Ministerpräsident Platzeck hatte sein Abrücken vom Zeitplan der Fusion unter anderem damit erklärt, dass die Stimmung im Lande nicht so sei. Wenn wir Politik jetzt nur noch entsprechend unserer Stimmung machen, sollten wir bei unserer nächsten Politikentscheidung erst einmal einen Mondkalender hinzuziehen. Wir machen nicht mit Politik Stimmung.
Und wir machen Politik nicht allein aufgrund von Stimmungen. Aber Politik ist immer von Emotionen geprägt.
Wie möchten Sie bitte mit der Auflistung von 25 Staatsverträgen, von knapp 100 Verwaltungsvereinbarungen Emotionen wecken? Wen möchten Sie mit Fortschrittsberichten für eine Fusion begeistern? Da liest sich die Gebrauchsanweisung meines Staubsaugers spannender als dieser Fortschrittsbericht. Politik lebt nun einmal von zukunftsweisenden Ideen, von Führung und von Durchsetzung.
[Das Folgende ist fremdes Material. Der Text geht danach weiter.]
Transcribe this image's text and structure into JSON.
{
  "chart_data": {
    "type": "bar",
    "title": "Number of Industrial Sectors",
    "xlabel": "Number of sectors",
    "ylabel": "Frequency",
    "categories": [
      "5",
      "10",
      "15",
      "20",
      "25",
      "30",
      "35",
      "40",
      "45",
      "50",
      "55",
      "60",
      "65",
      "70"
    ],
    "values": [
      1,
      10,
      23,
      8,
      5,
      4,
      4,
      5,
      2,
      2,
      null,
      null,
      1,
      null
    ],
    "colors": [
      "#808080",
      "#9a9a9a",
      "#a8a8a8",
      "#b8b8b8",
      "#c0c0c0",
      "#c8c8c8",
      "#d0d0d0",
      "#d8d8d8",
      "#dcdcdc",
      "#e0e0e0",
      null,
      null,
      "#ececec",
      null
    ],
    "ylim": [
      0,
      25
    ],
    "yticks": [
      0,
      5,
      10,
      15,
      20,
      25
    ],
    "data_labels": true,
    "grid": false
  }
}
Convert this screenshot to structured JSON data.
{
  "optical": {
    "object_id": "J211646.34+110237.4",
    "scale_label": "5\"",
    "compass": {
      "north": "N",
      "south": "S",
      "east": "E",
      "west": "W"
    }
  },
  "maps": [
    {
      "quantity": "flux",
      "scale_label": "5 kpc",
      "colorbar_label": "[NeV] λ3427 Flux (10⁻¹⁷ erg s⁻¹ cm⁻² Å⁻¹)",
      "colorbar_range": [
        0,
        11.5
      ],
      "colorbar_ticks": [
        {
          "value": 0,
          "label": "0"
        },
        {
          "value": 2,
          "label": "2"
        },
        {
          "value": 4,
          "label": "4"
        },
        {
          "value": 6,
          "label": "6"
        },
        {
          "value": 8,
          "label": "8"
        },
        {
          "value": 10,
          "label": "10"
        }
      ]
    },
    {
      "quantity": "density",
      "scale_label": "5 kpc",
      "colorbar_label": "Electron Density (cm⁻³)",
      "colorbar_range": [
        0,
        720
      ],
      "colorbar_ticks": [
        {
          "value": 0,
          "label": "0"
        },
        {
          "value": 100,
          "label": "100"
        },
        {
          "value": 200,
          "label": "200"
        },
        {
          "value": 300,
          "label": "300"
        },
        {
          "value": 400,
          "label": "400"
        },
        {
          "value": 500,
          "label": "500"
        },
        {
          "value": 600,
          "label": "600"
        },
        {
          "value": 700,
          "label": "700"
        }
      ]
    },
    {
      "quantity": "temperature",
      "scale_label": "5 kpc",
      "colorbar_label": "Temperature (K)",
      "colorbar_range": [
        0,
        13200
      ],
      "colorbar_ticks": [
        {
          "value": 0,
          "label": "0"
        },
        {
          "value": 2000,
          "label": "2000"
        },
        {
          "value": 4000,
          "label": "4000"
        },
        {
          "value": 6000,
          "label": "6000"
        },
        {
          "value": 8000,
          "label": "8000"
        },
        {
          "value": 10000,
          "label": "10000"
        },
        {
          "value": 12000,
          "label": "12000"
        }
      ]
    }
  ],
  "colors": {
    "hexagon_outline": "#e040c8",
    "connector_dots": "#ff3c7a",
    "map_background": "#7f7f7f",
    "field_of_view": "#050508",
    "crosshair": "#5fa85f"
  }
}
Das erwarten wir von Ihnen als regierungstragende Fraktionen. Ich bin gespannt, ob Sie mir das heute liefern.
Sehr geehrter Herr Präsident! Meine sehr verehrten Damen und Herren! Das gemeinsame Landesinstitut für Schule und Medien, das Institut für Schulqualität, das Amt für Statistik
Berlin-Brandenburg, die Gemeinsame Landesplanung, der Rundfunk Berlin-Brandenburg, die Landesmedienanstalt, der Verkehrsverbund Berlin-Brandenburg, die Berliner Flughafengesellschaft, die AOK Berlin-Brandenburg, das Landeslabor, all das sind Beispiele für die Zusammenarbeit von Berlin und Brandenburg, und ich könnte diese Aufzählung noch einige Minuten fortsetzen.